Apparently, large companies are now shifting their pensions into 401Ks managed by financial institutions like Prudential Financial, Inc.
I understand that pensions are guaranteed, but 401Ks are not? Should you be worried if your pension plan just got shifted from a “guarantee” to an investment with “no” guarantee?
Therefore, when many retirees hit the pension payouts, hopefully the investments will be secure and steady for those payouts and not huge loses that reduce their payments. But that’s all up to the investment vehicle risk and the US Federal Government’s appetite for a Pension system bailout in addition to the $102+ Billion already guaranteed by the Pension Benefit Guaranty Corporation of the Federal Government.
Note: According to Wikipedia at the time of this blog post, the PBGC has a total of $102.5 billion in obligations and $79.5 billion in assets.
So, are we creating another class of financial institutions that will become “too big to fail”? Will the CFPB write rules to have their cash reserves or certain protections required to carry those “pension costs”?

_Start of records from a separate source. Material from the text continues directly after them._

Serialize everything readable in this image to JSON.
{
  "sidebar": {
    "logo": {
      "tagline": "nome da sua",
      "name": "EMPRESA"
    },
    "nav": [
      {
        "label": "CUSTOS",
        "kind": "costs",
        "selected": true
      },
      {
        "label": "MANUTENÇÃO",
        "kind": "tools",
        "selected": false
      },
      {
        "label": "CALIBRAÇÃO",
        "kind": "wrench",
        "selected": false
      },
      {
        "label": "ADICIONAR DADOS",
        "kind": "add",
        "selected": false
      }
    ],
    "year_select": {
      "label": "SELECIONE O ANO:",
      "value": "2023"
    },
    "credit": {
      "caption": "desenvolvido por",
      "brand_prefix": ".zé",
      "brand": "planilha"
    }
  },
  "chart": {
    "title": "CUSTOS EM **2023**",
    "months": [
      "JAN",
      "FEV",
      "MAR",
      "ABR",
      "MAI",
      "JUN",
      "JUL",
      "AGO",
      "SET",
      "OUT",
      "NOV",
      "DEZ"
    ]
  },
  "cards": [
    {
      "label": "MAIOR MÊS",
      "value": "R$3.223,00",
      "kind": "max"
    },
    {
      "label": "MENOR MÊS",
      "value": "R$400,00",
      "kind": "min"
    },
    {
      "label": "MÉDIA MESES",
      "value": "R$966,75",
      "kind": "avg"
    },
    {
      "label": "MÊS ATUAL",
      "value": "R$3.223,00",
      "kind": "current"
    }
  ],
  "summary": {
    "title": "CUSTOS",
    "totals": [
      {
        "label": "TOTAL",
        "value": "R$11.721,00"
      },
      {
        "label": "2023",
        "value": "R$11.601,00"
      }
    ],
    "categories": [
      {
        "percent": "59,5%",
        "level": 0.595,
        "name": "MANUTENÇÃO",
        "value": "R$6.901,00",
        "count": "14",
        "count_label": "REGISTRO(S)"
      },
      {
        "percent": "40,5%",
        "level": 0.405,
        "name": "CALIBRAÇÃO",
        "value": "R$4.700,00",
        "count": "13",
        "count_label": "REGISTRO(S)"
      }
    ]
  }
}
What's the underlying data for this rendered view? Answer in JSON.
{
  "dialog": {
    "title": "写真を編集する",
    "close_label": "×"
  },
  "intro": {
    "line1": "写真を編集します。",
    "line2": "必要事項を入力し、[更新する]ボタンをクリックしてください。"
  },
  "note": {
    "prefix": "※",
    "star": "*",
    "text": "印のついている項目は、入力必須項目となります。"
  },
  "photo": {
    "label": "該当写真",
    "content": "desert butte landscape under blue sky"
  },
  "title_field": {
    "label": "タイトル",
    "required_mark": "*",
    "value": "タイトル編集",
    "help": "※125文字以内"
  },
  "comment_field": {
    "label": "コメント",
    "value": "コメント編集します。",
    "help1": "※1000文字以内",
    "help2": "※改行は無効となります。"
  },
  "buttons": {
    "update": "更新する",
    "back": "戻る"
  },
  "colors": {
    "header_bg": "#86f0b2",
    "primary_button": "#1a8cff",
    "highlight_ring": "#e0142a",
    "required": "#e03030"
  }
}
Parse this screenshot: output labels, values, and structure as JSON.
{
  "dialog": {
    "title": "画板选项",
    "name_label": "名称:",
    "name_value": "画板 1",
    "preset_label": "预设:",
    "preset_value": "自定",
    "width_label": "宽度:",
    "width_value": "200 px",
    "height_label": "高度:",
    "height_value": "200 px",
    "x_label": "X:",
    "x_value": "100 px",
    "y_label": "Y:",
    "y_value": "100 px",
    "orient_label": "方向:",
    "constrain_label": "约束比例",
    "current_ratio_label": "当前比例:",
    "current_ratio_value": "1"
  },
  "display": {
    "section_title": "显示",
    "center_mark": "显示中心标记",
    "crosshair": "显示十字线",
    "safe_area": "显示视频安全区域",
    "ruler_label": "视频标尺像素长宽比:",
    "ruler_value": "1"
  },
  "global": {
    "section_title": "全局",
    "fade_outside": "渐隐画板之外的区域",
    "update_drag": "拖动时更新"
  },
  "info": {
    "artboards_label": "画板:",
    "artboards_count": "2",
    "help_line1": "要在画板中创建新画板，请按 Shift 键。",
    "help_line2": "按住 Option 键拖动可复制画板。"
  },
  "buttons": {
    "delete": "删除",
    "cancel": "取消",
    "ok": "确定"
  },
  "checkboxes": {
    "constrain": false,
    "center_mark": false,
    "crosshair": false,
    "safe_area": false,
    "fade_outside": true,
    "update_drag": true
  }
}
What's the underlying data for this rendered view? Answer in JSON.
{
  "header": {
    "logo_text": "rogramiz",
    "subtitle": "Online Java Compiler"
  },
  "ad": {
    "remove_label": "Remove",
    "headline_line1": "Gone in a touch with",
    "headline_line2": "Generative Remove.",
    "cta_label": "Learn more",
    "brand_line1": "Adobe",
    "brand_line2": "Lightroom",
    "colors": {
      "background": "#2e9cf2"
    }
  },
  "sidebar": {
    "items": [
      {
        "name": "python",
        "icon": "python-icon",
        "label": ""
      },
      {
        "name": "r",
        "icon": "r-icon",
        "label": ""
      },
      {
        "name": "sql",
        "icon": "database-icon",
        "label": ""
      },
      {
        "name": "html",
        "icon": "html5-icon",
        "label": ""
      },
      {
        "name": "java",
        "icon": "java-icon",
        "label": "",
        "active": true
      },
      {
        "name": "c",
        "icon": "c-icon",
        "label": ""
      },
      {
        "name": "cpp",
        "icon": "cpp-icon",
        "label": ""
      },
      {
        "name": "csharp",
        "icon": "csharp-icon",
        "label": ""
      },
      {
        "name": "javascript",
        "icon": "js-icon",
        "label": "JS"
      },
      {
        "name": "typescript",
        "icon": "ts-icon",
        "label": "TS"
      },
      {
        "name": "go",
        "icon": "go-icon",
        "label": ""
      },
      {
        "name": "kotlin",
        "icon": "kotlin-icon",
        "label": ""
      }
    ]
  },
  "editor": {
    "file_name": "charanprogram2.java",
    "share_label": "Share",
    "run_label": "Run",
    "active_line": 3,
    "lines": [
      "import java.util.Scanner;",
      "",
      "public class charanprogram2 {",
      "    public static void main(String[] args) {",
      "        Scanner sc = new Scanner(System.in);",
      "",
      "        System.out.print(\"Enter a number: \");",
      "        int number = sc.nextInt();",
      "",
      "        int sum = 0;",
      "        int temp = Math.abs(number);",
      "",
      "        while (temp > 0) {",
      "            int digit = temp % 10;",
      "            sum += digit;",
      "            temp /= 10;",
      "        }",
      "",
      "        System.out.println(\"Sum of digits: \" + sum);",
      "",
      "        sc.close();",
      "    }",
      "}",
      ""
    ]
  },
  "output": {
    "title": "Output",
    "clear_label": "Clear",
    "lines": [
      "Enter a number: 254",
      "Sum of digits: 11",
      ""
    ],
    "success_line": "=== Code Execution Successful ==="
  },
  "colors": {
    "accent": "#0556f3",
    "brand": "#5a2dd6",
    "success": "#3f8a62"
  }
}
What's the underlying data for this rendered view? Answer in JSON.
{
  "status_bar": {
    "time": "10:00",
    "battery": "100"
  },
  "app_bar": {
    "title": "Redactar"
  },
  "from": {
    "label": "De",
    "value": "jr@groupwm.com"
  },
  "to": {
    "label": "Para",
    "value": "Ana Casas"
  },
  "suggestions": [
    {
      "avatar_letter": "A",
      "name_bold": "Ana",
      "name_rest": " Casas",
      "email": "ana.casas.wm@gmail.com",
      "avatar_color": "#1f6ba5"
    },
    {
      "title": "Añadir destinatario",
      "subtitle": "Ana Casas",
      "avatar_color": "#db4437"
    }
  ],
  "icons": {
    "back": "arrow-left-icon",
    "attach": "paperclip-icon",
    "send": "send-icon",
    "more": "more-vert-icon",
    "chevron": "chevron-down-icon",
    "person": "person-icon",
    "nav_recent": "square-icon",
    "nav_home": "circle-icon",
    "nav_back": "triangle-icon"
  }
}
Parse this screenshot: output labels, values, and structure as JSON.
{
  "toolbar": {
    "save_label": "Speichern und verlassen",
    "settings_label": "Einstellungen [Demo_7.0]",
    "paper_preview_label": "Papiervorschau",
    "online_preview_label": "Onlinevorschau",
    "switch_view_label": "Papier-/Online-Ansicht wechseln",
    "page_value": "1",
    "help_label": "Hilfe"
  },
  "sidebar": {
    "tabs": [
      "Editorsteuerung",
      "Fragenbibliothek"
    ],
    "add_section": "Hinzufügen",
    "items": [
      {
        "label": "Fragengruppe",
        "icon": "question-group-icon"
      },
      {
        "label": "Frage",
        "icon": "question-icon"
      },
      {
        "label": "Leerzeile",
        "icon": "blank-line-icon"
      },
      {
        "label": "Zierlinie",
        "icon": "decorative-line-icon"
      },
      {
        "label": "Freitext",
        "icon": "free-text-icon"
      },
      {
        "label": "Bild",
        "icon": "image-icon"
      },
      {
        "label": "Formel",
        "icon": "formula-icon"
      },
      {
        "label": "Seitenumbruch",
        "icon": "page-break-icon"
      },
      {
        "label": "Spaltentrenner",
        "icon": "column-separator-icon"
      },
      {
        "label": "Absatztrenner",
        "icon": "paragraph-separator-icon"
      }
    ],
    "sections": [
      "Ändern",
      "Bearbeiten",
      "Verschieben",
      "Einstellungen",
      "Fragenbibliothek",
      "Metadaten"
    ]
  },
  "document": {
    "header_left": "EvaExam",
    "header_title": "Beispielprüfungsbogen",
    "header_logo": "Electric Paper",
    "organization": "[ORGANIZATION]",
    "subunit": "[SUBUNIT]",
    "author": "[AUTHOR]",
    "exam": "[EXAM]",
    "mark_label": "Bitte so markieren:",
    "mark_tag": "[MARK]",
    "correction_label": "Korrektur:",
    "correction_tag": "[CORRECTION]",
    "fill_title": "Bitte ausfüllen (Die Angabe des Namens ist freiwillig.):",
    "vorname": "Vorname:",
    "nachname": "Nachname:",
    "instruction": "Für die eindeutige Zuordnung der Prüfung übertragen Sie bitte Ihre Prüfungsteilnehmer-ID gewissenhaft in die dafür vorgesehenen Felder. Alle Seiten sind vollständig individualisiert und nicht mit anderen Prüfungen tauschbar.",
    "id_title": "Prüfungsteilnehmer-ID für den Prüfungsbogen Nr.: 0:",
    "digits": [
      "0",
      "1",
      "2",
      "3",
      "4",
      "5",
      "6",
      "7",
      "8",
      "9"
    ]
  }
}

10-8-2014: According to a former director of the PBGC, the agency is in debt $27 billion and growing and eventually will need a US Government bailout. And with higher premiums to over the shortage, many companies are offloading their pension obligations to 3rd party financial firms.
10-7-2014: Motorola (as other large employers like Bristol Meyers, General Motors, and Verizon) will be shifting about 35% of its $8 Billion pension liability to an investment firm (in this case Prudential Financial) and another 13% through lump sum pension buyouts. This also removes the backing of the US Government under the Pension Benefit Guarantee Corporation and retirees will lose everything if Prudential goes under.
4-16-2014: Dodd-Frank created the Financial Stability Oversight Council who defined some major insurers (like Prudential, AIG, etc,.) as “systematically important financial institutions” (SIFI’s) which means the Federal Reserve may regulate them – oh boy!